Psycho Pension: The Genesis of Lethal Weapon starts off the selection, a warm retrospective on the start of the whole franchise – from Shane Black’s fledgling script to the casting and how the leads had such great chemistry, to the 80s studio mentality and the fresh ideas of the action-comedy style. With a great little three-way conversation between Gibson, Glover and Donner at the centre of the piece, as well as interview segments with Shane Black and some of the producers – including Joel Silver – this is a wonderful little piece that offers up some welcome background into the production and how this was the start of something special.
A Family Affair: Bringing Lethal Weapon to Life continues in the same vein, offering yet further insight into the production of the first movie, with many of the same production crew on hand, as well as the cinematographer, designers and the stunt coordination, to look at how their ideas soon shifted from daring action-comedy-thriller to blockbuster franchise in a heartbeat.
Pulling the Trigger: Expanding the World of Lethal Weapon shifts focus to the sequels, looking at how the first movie’s sizeable success guaranteed and almost instant sequel, and how they tied it into the original movie, whilst also making some changes to Shane Black’s script, not just to avoid the death of Riggs, but also to take in some more relevant current affairs – including the South African backdrop. Expanding the story, bringing back the cast and making the action bigger yet still just as potent was all part of the agenda, and this makes for a brilliant look at how they made it happen.
Maximum Impact: The Legacy of Lethal Weapon closes out this excellent series of Documentaries with a look at how popular the franchise has become, its standout success third and fourth times out, and the filmmakers’ determination to round out the series without resorting to CG – real stunts being a staple of the franchise. Renee Russo’s and Jet Li’s contributions are noted for the third and fourth movies, respectively, and the Documentary closes with a look at the legacy of the Lethal Weapon franchise, and the impact that it had on the future of blockbuster action movies.

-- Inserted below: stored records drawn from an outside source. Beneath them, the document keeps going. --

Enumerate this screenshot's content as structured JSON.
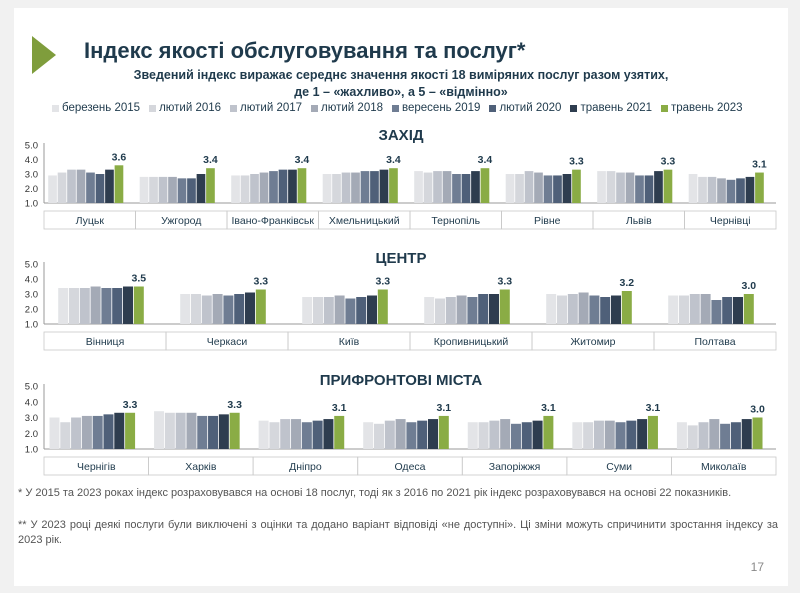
{
  "title": "Індекс якості обслуговування та послуг*",
  "subtitle_line1": "Зведений індекс виражає середнє значення якості 18 виміряних послуг разом узятих,",
  "subtitle_line2": "де 1 – «жахливо», а 5 – «відмінно»",
  "legend": [
    {
      "label": "березень 2015",
      "color": "#e3e4e7"
    },
    {
      "label": "лютий 2016",
      "color": "#d5d7dc"
    },
    {
      "label": "лютий 2017",
      "color": "#bfc3cc"
    },
    {
      "label": "лютий 2018",
      "color": "#a4aab6"
    },
    {
      "label": "вересень 2019",
      "color": "#6f7d93"
    },
    {
      "label": "лютий 2020",
      "color": "#4f6079"
    },
    {
      "label": "травень 2021",
      "color": "#2e3d4f"
    },
    {
      "label": "травень 2023",
      "color": "#8aac45"
    }
  ],
  "chart_data": [
    {
      "type": "bar",
      "title": "ЗАХІД",
      "ylim": [
        1.0,
        5.0
      ],
      "yticks": [
        "5.0",
        "4.0",
        "3.0",
        "2.0",
        "1.0"
      ],
      "categories": [
        "Луцьк",
        "Ужгород",
        "Івано-Франківськ",
        "Хмельницький",
        "Тернопіль",
        "Рівне",
        "Львів",
        "Чернівці"
      ],
      "series": [
        {
          "name": "березень 2015",
          "values": [
            2.9,
            2.8,
            2.9,
            3.0,
            3.2,
            3.0,
            3.2,
            3.0
          ]
        },
        {
          "name": "лютий 2016",
          "values": [
            3.1,
            2.8,
            2.9,
            3.0,
            3.1,
            3.0,
            3.2,
            2.8
          ]
        },
        {
          "name": "лютий 2017",
          "values": [
            3.3,
            2.8,
            3.0,
            3.1,
            3.2,
            3.2,
            3.1,
            2.8
          ]
        },
        {
          "name": "лютий 2018",
          "values": [
            3.3,
            2.8,
            3.1,
            3.1,
            3.2,
            3.1,
            3.1,
            2.7
          ]
        },
        {
          "name": "вересень 2019",
          "values": [
            3.1,
            2.7,
            3.2,
            3.2,
            3.0,
            2.9,
            2.9,
            2.6
          ]
        },
        {
          "name": "лютий 2020",
          "values": [
            3.0,
            2.7,
            3.3,
            3.2,
            3.0,
            2.9,
            2.9,
            2.7
          ]
        },
        {
          "name": "травень 2021",
          "values": [
            3.3,
            3.0,
            3.3,
            3.3,
            3.2,
            3.0,
            3.2,
            2.8
          ]
        },
        {
          "name": "травень 2023",
          "values": [
            3.6,
            3.4,
            3.4,
            3.4,
            3.4,
            3.3,
            3.3,
            3.1
          ]
        }
      ],
      "data_labels": [
        "3.6",
        "3.4",
        "3.4",
        "3.4",
        "3.4",
        "3.3",
        "3.3",
        "3.1"
      ]
    },
    {
      "type": "bar",
      "title": "ЦЕНТР",
      "ylim": [
        1.0,
        5.0
      ],
      "yticks": [
        "5.0",
        "4.0",
        "3.0",
        "2.0",
        "1.0"
      ],
      "categories": [
        "Вінниця",
        "Черкаси",
        "Київ",
        "Кропивницький",
        "Житомир",
        "Полтава"
      ],
      "series": [
        {
          "name": "березень 2015",
          "values": [
            3.4,
            3.0,
            2.8,
            2.8,
            3.0,
            2.9
          ]
        },
        {
          "name": "лютий 2016",
          "values": [
            3.4,
            3.0,
            2.8,
            2.7,
            2.9,
            2.9
          ]
        },
        {
          "name": "лютий 2017",
          "values": [
            3.4,
            2.9,
            2.8,
            2.8,
            3.0,
            3.0
          ]
        },
        {
          "name": "лютий 2018",
          "values": [
            3.5,
            3.0,
            2.9,
            2.9,
            3.1,
            3.0
          ]
        },
        {
          "name": "вересень 2019",
          "values": [
            3.4,
            2.9,
            2.7,
            2.8,
            2.9,
            2.6
          ]
        },
        {
          "name": "лютий 2020",
          "values": [
            3.4,
            3.0,
            2.8,
            3.0,
            2.8,
            2.8
          ]
        },
        {
          "name": "травень 2021",
          "values": [
            3.5,
            3.1,
            2.9,
            3.0,
            2.9,
            2.8
          ]
        },
        {
          "name": "травень 2023",
          "values": [
            3.5,
            3.3,
            3.3,
            3.3,
            3.2,
            3.0
          ]
        }
      ],
      "data_labels": [
        "3.5",
        "3.3",
        "3.3",
        "3.3",
        "3.2",
        "3.0"
      ]
    },
    {
      "type": "bar",
      "title": "ПРИФРОНТОВІ МІСТА",
      "ylim": [
        1.0,
        5.0
      ],
      "yticks": [
        "5.0",
        "4.0",
        "3.0",
        "2.0",
        "1.0"
      ],
      "categories": [
        "Чернігів",
        "Харків",
        "Дніпро",
        "Одеса",
        "Запоріжжя",
        "Суми",
        "Миколаїв"
      ],
      "series": [
        {
          "name": "березень 2015",
          "values": [
            3.0,
            3.4,
            2.8,
            2.7,
            2.7,
            2.7,
            2.7
          ]
        },
        {
          "name": "лютий 2016",
          "values": [
            2.7,
            3.3,
            2.7,
            2.6,
            2.7,
            2.7,
            2.5
          ]
        },
        {
          "name": "лютий 2017",
          "values": [
            3.0,
            3.3,
            2.9,
            2.8,
            2.8,
            2.8,
            2.7
          ]
        },
        {
          "name": "лютий 2018",
          "values": [
            3.1,
            3.3,
            2.9,
            2.9,
            2.9,
            2.8,
            2.9
          ]
        },
        {
          "name": "вересень 2019",
          "values": [
            3.1,
            3.1,
            2.7,
            2.7,
            2.6,
            2.7,
            2.6
          ]
        },
        {
          "name": "лютий 2020",
          "values": [
            3.2,
            3.1,
            2.8,
            2.8,
            2.7,
            2.8,
            2.7
          ]
        },
        {
          "name": "травень 2021",
          "values": [
            3.3,
            3.2,
            2.9,
            2.9,
            2.8,
            2.9,
            2.9
          ]
        },
        {
          "name": "травень 2023",
          "values": [
            3.3,
            3.3,
            3.1,
            3.1,
            3.1,
            3.1,
            3.0
          ]
        }
      ],
      "data_labels": [
        "3.3",
        "3.3",
        "3.1",
        "3.1",
        "3.1",
        "3.1",
        "3.0"
      ]
    }
  ],
  "footnote1": "* У 2015 та 2023 роках індекс розраховувався на основі 18 послуг, тоді як з 2016 по 2021 рік індекс розраховувався на основі 22 показників.",
  "footnote2": "** У 2023 році деякі послуги були виключені з оцінки та додано варіант відповіді «не доступні». Ці зміни можуть спричинити зростання індексу за 2023 рік.",
  "page_number": "17"
}
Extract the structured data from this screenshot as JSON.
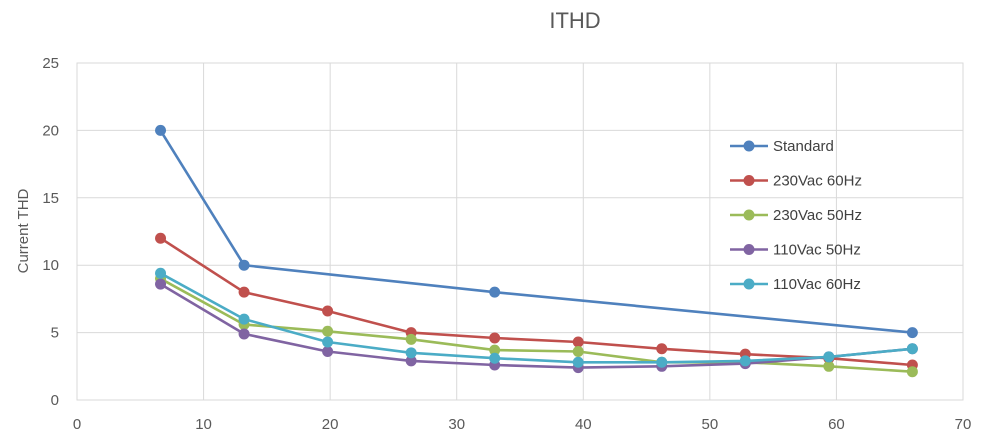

Finishing off my retrospective look at the Lethal Weapon Collection (although not quite concluding my look at some important films in Gibson’s career) we take a look at the fourth film in the series, and, realistically, the last. Whilst fans of the films may not have loved this closing chapter as much as the first and second movies, it somewhat made up for the entertaining mess that was Lethal Weapon 3, introducing the highly skilled Jet Li to wider Western audiences whilst reasserting Riggs’s lethality; tying up all the loose ends in a nice, big, happy-family finale. It’s a fitting end to a superb four film series that simply defines the buddy-buddy action-comedy-thriller genre.
With the Lethal Weapon Collection finally making its US Blu-ray debut a whole 2 years after it was released in the UK, this Region Free package sports nothing new in comparison to its across-the-pond counterpart. As part of the collection Lethal Weapon 4 boasts reference quality video and audio, as well as not only all of the previously-released extras (and the Pure Lethal Documentary), but also a fifth disc complete with newly-recorded material. If you haven’t yet picked up the Lethal Weapon Collection, then take this as a subtle reminded: after all, no true movie fan’s collection is complete without these great movies.